On behalf of Attwaters Jameson Hill posted on Tuesday, November 29th, 2016

Even one or two leading hospitals have been placed in special measures and two reports have highlighted widespread problems. One report was from the Care Quality Commission and the other from the Parliamentary and Health Service Ombudsman, both of these published in mid-October.

Recent evidence has emerged to suggest that standards at some NHS Trusts are less than satisfactory.

 

The CQC’s inspectors visited 79 hospital trusts during the latest round of visits across England. Some findings were already known, but the recent report brought everything together to paint a broader picture of the NHS’s performance; it was not an altogether pretty one. Safety was a particular worry, with 74% of hospitals found to have safety issues on some level, with 13% actually deemed unsafe. Some 6% of GP services and 10% of social care provision were also rated as unsafe.
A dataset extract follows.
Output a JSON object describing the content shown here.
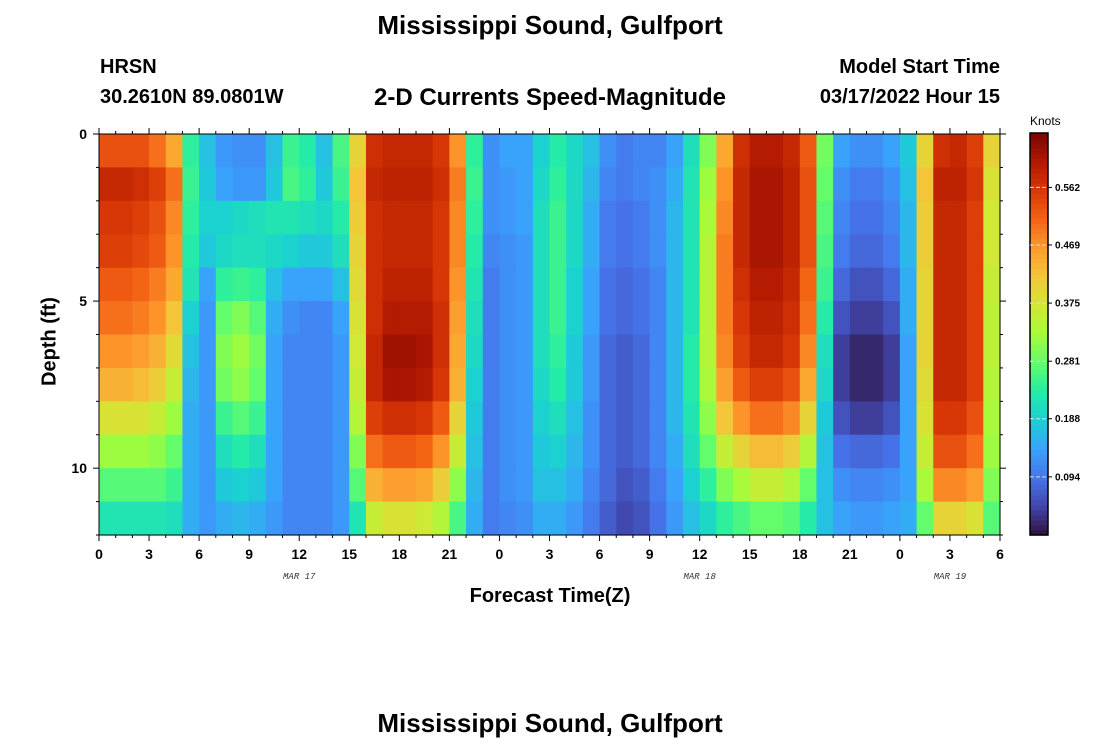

Shortcomings found in some NHS Trusts included insufficient staff numbers and skill levels, poor control of medicines and incorrect administration, delayed assessment of A&E patients and inadequate investigation of incidents and mistakes to help ensure that similar safety risks could be identified.
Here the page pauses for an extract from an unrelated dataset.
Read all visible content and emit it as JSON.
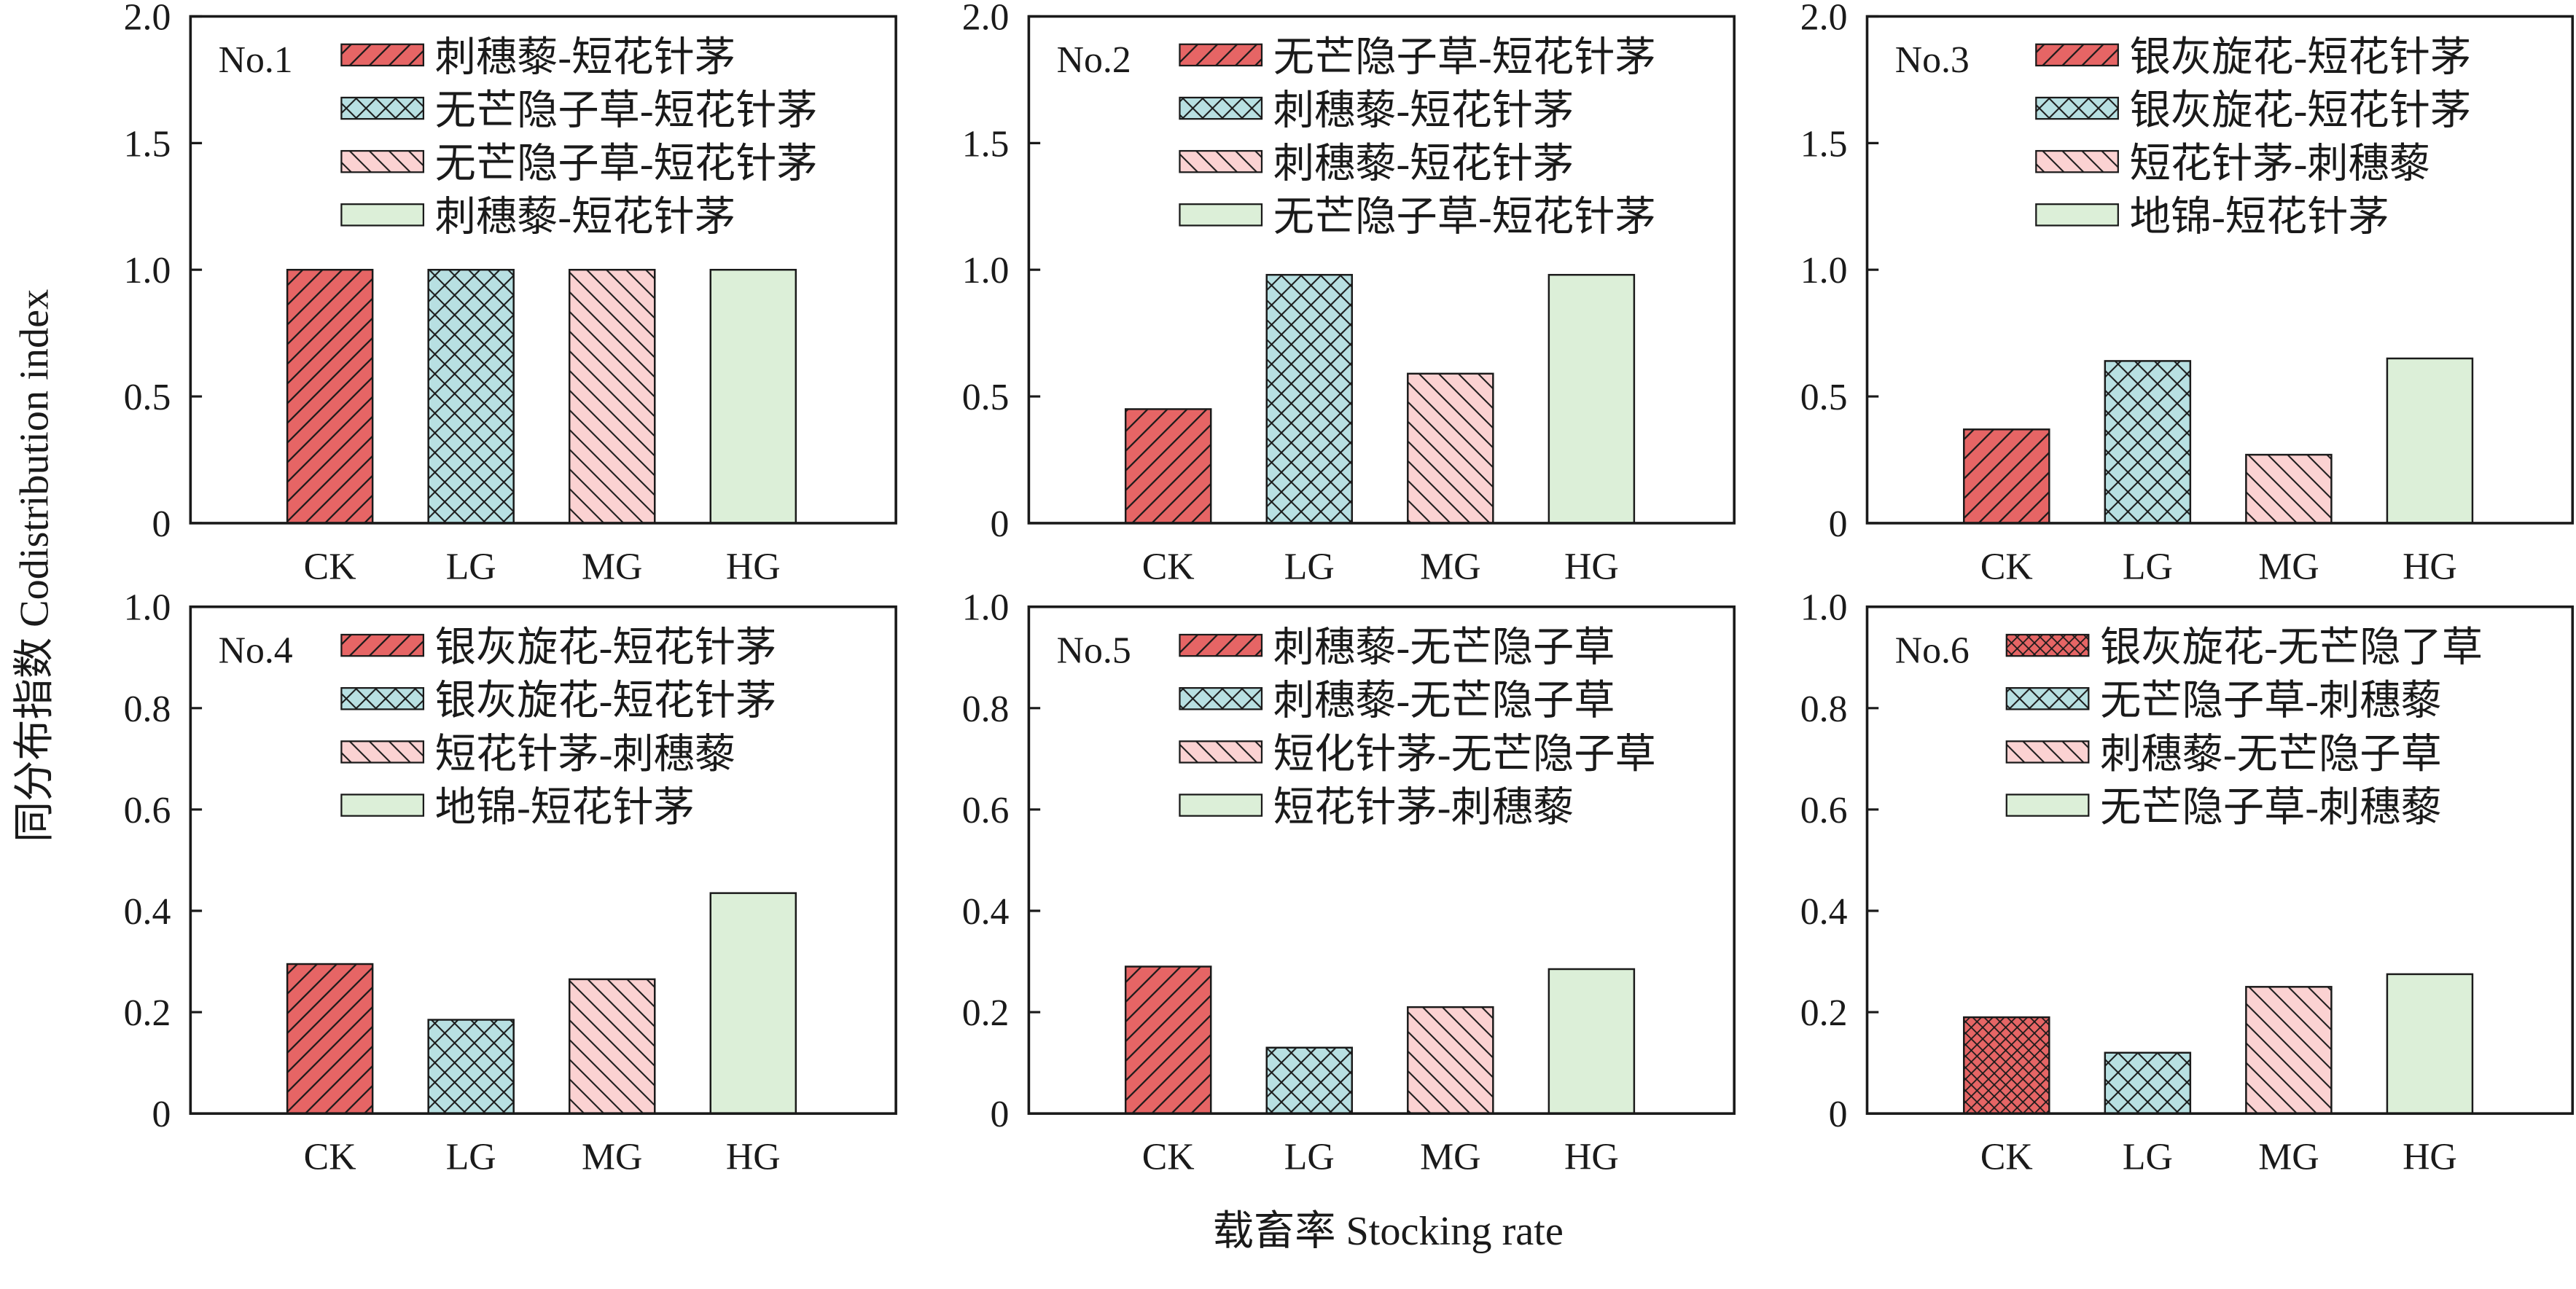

The point about probing medical errors and other incidents was also made by the Ombudsman, who remarked upon the added impact on patients and families when there had been a failure to give a proper explanation of what went wrong and why. Ombudsman Julie Mellor’s report includes brief case summaries for a selection of 116 unnamed NHS patients across the country.

In her report, the Ombudsman says: “Many people complain about public services out of a sense of public duty, because they don’t want what happened to them or their loved one to happen to someone else. But too many people aren’t getting the answers to what went wrong from the organisation they complained about. Complaints alert people to where problems are and should be welcomed by all levels of the organisation, so that much-needed improvements are made.”

“As a medical negligence lawyer,” says Madeline Seibert of our firm, “I agree with the Ombudsman’s thoughts on the wider benefits of pursuing a complaint and would extend that principle to the question of taking legal action for redress in cases where a patient has been harmed through negligence, incompetence or an inherently unsafe hospital or care home. Such patients owe it to themselves and to others not to suffer the resulting pain or financial loss in silence.”